I am interested in implementing latent Gaussian processes for repeated measures on multiple subjects. That is, each subject has their own little 1-dimensional time series, not necessarily aligned or with the same spacing as the other subjects. The subjects fall into 2 or more (mutually-exclusive) groups and I’d like each group to have its own Gaussian process parameters, so we can investigate whether the length-scale, amplitude etc differs between groups.

The idea is based on a model presented in https://doi.org/10.1111/bmsp.12180 - though there they fit the model using a kind of EM algorithm.

I know I can fit (latent) Gaussian processes in brms and I have an understanding how this basic principle can be sped up with the basis function approximation. But a model of the form `y ~ gp(t, by = group) + (1 | id)` doesn’t seem appropriate because it would appear to treat responses from different subjects but with similar timestamps as ‘close together’ if they are within the same group. At the same time, doing `by = id` would fit a completely separate GP for every subject, which seems inefficient and would not pool the parameters quite how I imagine it.

In other words: if I have 5 subjects in group A and 5 subjects in group B, then I want a ‘separate’ GP for every subject, but only two different sets of parameters: one for group A and one for group B. And maybe a measurement-error parameter `sigma` that’s common to all subjects.

Does this make sense? Has it been done before? What would be a good way to go about doing it?

Here is something perhaps close to what I’m after. A keyword I didn’t mention above was ‘multi-level’.

That particular example assumes every subject/trial has the same number of observations and `x` indices, so I’ll have to code up something more complicated. Or maybe there’s a clever trick for doing it with `brms` and `by = id` (to take advantage of the faster approximate implementation) with some sort of priors on the GP parameters.

I know I’m replying to myself, but I’ve found a recent paper on just this topic

and an associated R package `gppm`. It’s just using the L-BFGS sampler and doesn’t appear to handle non-Gaussian likelihoods, but is close enough to adapt to my needs.
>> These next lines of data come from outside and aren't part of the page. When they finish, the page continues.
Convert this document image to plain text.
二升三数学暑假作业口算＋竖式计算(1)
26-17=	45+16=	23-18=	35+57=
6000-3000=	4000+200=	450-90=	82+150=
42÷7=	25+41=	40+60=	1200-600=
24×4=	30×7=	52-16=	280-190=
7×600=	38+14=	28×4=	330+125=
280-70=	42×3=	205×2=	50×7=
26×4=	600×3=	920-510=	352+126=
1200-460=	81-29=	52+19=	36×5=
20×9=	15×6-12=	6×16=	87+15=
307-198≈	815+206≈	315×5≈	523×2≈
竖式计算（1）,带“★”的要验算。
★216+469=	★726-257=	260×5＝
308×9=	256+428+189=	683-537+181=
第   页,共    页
Here’s old code for hierarchical GPs I posted ages ago; but I don’t think anything is so out-of-date that it won’t work. Though maybe see here for a nicer GP parameterization you might merge with the hierarchical structure instead.

1 Like

@Selby did you end up going with the `gppm` package, or did you churn something out in Stan? I found this paper to be useful in showing how hierarchical GPs would be modeled, but the structure of the data is such that all observations are recorded at the same time.

I am working with data from multiple plots and within each plot, I want to model the spatial autocorrelation between observations. The number of observations and locations are different for each plot. Also, some of the response variables are counts, so based on what you said, `gppm` wouldn’t work. Also, sorry for bringing up a zombie thread!

I haven’t come up with a complete solution yet as I was working on other projects. The latest iteration is something in Stan, based on the code within `gppm`, but it’s very slow at the moment so doesn’t scale well (unless I use `optimizing` instead of `sampling` but that doesn’t feel very satisfactory).